It’s no secret that American rock musicians looking to expand their sound frequently mine African music for inspiration (hello Vampire Weekend, The Talking Heads, and Paul Simon). And despite the recent popularity of African hip-hop and pop music, American audiences’ knowledge of African rock tends to begin and end with Fela Kuti. And no disrespect to Fela, but there has to be more out there. So hoping to broaden my own horizons, I went looking for the rock scene on the continent that birthed the guitar. What I ended up finding was a vibrant thriving community of DIY musicians living in Kenya.
Punk in Kenya, No Limits Moving Forward
Words Nathan Leigh
When describing new music that their audience probably hasn’t heard before, writers tend to reach for touchstones. It makes for an easy shorthand. If I describe a band as having a “Fugazi
sound” you know right off you’re getting atonal angular guitars, slow tempos, and 2 singers. It’s a good system (if a little lazy) most of the time, but when dealing with music from another country or culture, it gets abused more often than it’s helpful. As a result any African guitarist with above average skill is immediately described as being “reminiscent of Jimi Hendrix.”
Now there may not be a ton of black guitar gods, and since the guitar godliest of all guitar gods happens to be black, that makes for a convenient comparison, but not every folk singer from Senegal is Jimi Hendrix. Nevertheless nearly any search for African rock music turns up countless musicians playing music that would not be considered “rock” by even the most lenient definitions of the term (and I’m including the definition all techno artists used in the mid-90’s when they described their sound not as a fad, but just the next step in the evolution in rock music).
The mere fact of the instrument of choice, skin color, and skill doesn’t make someone reminiscent of Jimi Hendrix any more than it’s fair when any guitarist south of the border is described with a reference to Carlos Santana (from now on, let’s cite Luis Bonfa instead. It’s more accurate most of the time, and as a bonus it’s fun to be contrary!) So my searches turned up page after page after page of extremely talented musicians playing folk, pop, and traditional music described as “African rock,” “African punk,” or most misleading of all, “African Hendrix.”
What I came to find finally, is that much like the punk scene of the early 80’s (hey look! It’s a touchstone reference!) the African rock scene is small, regional, independent, and underground. Many major cities have their own small scene consisting of a handful of bands. There are no record labels propping them up. Recordings are self-funded and shows are self-organized. Few of the bands have websites or myspace pages. But in cities like Nairobi, local bands are bubbling just under the radar attracting increasingly large audiences.

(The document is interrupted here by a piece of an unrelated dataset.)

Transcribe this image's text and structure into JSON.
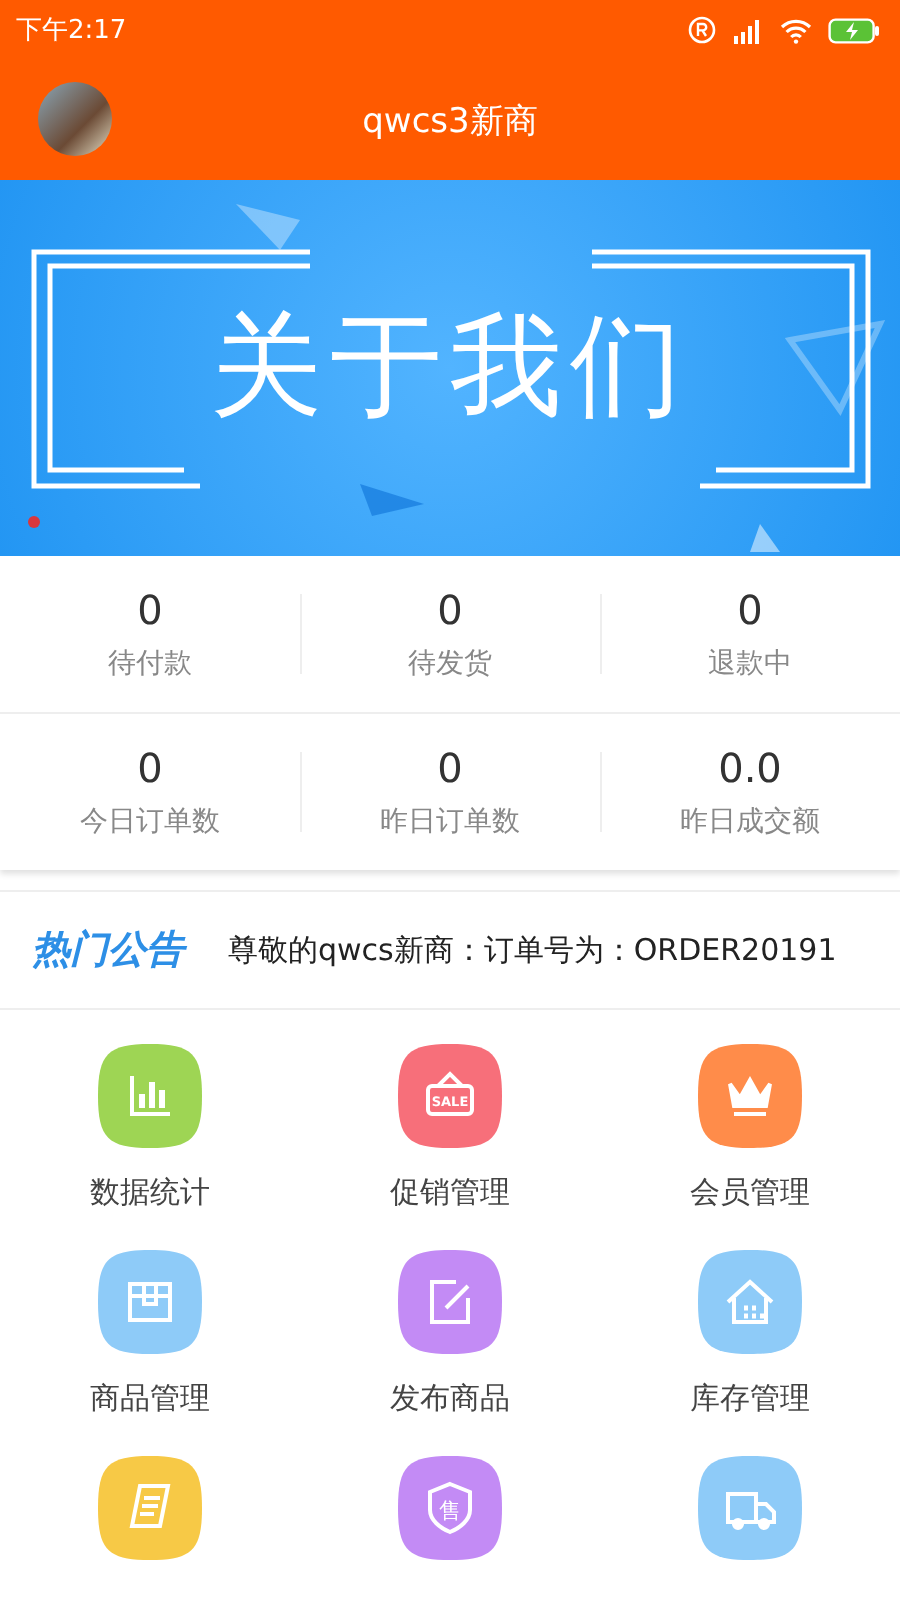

The rock scene in Nairobi consists of between 10 and 20 active bands. They center around a monthly Battle of the Bands organized by the bands themselves. Prior to a few years ago, rock music was considered “noise” and associated with “evil music” according to Amos Kiptoon of the For Rock Society of Kenya. It’s been only recently that the rock scene in Kenya has cohered and grown into a vibrant thriving community.
Of the active bands, probably the most successful is Murfy’s fLaw. With a sound drawing heavily on early 90’s alt-rock, this nearly-all-female band is one of the first bands in the Kenyan scene to record a full length album. Their debut record Makosa was recorded at a local studio that previously had only recorded afro-fusion, benga, and hip-hop. Availability of quality gear and studio access has made recording difficult for many of the bands, but the Rock Society is hoping to produce a compilation of Kenyan bands within the year, in addition to a documentary of their scene.
Other bands include the metalcore-inflected Last Year’s Tragedy
, who are currently at work on their debut record, and the amazingly named Narcissistic Tendencies With Delusions of Grandeur
who’s music is reminiscent of Coheed and Cambria. Despite the small close-knit size of the scene, there is no general “Nairobi sound,” rather each band has a very unique style and sound running the full gamut of rock sub-genres. In the ever-fracturing world of American rock where each sub-genre and sub-sub-genre has it’s die-hard-fans and equally die-hard-detractors, it’s hard to imagine a scene where The Cranberries regularly play alongside Killswitch Engage.
With the emergence of the local 105.5 X-FM radio station, the Kenyan scene continues to reach larger and more mainstream audiences as it grows from a small community of like-minded musicians to a larger regional phenomenon. Meanwhile the For Rock Society has a number of initiatives planned for the coming year to increase the audience for rock music in Kenya, while hopefully attracting an international audience. With many bands readying their debut albums within the next year, the burgeoning rock scene in Kenya is poised to attract larger and larger audiences both within Kenya and beyond.